Wound Repair Regen. 2009 Nov-Dec;17(6):772-9. doi: 10.1111/j.1524-475X.2009.00541.x. Epub 2009 Oct 12.
The results from a Phase 1/2 study of a replication-defective adenovirus encoding human platelet-derived growth factor (PDGF)-B formulated in a bovine collagen (Ad-5PDGF-B; 2.6% collagen; GAM501) gel for nonhealing neuropathic diabetic foot ulcers is reported. The primary objectives of the study were to evaluate the safety, maximum-tolerated dose, and preliminary biological activity of GAM501. Fifteen patients enrolled into the study with chronic, nonhealing ulcers received either a single administration of GAM501 at one of three dose levels, or up to four administrations of GAM501 at 1-week intervals. All patients received standard of care treatment including debridement and were required to wear an off-loading shoe. GAM501 was found to be safe and well tolerated with no evidence of systemic or local toxicity at all doses so no maximum-tolerated dose was reached. Serum antibody titers to platelet-derived growth factor-B homodimer and collagen were negative and adenoviral DNA was not detected in the blood.
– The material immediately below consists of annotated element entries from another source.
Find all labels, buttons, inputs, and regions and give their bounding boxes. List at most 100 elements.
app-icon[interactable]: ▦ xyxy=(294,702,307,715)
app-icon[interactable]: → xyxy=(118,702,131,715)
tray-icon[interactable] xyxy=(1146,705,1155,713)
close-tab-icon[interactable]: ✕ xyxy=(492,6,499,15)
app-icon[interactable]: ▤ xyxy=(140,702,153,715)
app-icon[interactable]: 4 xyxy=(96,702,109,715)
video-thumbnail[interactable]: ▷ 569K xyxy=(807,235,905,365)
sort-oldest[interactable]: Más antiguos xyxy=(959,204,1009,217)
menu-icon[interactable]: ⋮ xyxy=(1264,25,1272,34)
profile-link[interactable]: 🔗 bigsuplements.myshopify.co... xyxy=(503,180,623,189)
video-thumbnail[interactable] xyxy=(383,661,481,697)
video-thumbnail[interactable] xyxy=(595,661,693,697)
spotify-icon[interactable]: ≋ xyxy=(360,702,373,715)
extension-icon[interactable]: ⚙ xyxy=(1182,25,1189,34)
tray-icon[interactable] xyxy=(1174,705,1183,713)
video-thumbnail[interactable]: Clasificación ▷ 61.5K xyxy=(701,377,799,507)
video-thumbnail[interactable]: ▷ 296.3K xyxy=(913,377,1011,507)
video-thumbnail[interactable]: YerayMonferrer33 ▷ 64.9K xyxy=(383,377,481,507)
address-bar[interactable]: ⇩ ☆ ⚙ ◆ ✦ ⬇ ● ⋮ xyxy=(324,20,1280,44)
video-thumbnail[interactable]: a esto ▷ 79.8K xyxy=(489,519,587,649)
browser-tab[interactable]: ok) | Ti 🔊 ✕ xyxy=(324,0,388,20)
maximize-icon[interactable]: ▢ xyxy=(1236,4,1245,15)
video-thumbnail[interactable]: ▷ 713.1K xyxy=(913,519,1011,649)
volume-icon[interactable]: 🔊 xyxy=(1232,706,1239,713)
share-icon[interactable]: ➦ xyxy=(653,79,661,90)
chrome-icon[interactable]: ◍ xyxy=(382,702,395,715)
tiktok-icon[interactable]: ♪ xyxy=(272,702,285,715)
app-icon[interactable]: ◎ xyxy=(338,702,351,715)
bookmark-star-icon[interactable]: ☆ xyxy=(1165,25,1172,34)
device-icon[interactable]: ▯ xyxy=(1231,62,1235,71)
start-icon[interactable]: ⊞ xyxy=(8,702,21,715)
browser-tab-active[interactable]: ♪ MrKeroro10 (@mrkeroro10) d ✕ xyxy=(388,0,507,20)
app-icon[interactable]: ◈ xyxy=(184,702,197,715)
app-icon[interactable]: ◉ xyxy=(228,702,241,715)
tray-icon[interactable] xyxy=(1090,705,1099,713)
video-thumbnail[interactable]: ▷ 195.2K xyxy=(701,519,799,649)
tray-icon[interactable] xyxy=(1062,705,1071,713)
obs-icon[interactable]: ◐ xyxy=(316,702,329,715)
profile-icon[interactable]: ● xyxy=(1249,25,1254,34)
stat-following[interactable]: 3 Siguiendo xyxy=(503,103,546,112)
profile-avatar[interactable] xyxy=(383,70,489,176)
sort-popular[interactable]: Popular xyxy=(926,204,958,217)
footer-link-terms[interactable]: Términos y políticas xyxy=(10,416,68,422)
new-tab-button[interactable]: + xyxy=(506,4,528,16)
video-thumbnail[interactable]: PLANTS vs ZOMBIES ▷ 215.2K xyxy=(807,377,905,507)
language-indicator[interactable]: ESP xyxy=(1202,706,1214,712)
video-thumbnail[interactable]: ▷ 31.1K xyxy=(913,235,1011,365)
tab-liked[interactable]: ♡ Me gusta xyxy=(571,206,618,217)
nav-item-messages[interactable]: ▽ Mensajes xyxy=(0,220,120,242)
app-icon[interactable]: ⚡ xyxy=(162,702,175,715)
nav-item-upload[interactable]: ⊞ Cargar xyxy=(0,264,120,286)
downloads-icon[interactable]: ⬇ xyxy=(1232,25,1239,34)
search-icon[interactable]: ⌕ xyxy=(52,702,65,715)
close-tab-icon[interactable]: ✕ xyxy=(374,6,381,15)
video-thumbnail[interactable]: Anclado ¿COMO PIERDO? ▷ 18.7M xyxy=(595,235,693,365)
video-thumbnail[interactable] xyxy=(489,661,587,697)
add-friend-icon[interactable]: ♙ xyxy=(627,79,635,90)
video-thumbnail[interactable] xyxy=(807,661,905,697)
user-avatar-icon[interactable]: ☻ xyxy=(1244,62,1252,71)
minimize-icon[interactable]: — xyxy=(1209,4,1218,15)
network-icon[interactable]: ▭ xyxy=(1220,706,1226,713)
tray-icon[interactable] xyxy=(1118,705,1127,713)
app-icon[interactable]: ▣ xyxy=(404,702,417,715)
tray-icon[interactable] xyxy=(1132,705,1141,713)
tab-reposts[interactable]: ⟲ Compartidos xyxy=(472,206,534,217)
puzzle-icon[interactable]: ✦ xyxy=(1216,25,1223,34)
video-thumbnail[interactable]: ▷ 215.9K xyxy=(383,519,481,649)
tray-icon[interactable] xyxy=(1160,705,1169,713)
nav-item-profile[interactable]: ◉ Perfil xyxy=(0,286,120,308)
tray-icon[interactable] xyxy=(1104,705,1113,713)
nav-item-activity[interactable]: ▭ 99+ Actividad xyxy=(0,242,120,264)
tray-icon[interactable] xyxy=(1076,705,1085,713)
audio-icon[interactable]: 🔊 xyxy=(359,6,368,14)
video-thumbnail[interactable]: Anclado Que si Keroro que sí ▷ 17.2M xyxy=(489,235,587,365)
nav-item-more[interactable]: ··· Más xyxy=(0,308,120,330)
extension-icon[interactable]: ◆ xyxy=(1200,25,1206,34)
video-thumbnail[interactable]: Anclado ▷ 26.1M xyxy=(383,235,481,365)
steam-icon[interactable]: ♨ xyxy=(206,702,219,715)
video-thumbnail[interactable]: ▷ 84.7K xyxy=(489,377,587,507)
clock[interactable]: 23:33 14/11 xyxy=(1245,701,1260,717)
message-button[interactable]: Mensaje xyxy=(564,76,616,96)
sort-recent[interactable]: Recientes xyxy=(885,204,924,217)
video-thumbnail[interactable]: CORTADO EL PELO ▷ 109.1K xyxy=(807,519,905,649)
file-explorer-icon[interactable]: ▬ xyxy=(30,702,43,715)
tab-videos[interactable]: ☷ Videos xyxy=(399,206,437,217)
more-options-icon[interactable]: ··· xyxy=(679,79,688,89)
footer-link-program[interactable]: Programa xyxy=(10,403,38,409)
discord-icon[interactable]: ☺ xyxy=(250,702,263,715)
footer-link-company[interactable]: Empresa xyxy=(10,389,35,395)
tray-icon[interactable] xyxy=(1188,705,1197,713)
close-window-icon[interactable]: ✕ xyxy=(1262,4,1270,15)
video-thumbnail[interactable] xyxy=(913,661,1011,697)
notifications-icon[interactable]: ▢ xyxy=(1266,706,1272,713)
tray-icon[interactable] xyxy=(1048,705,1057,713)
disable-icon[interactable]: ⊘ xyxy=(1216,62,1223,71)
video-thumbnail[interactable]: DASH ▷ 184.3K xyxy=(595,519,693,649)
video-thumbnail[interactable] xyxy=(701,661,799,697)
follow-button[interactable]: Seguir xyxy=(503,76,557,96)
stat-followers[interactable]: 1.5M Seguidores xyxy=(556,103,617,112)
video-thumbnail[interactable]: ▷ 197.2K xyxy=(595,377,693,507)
In the 12 patients that completed the study, ulcer closure was observed by Month 3 in 10 patients, seven of whom received a single application of GAM501. In conclusion, GAM501 did not appear to have any toxicity at doses that showed biological activity. GAM501 holds promise as a potentially effective treatment for nonhealing diabetic foot ulcers.
一项关于复制缺陷型腺病毒编码人血小板衍生生长因子(PDGF)的 1/2 期临床试验结果报告,该腺病毒用牛胶原蛋白(Ad-5PDGF-B;2.6%胶原蛋白;GAM501)凝胶配制,用于治疗非愈合性神经糖尿病足溃疡。该研究的主要目的是评估 GAM501 的安全性、最大耐受剂量和初步生物学活性。15 名患有慢性、不愈合溃疡的患者入组该研究,接受 GAM501 单次给药,剂量分别为三个水平之一,或最多四次,间隔 1 周。所有患者均接受包括清创在内的标准治疗,并要求穿脱载鞋。GAM501 安全且耐受性良好,所有剂量均未出现全身或局部毒性,因此未达到最大耐受剂量。血小板衍生生长因子-B 同源二聚体和胶原蛋白的血清抗体滴度均为阴性,血液中未检测到腺病毒 DNA。在完成研究的 12 名患者中,10 名患者在第 3 个月观察到溃疡闭合,其中 7 名患者单次应用 GAM501。总之,在显示生物学活性的剂量下,GAM501 似乎没有任何毒性。GAM501 有望成为治疗非愈合性糖尿病足溃疡的有效方法。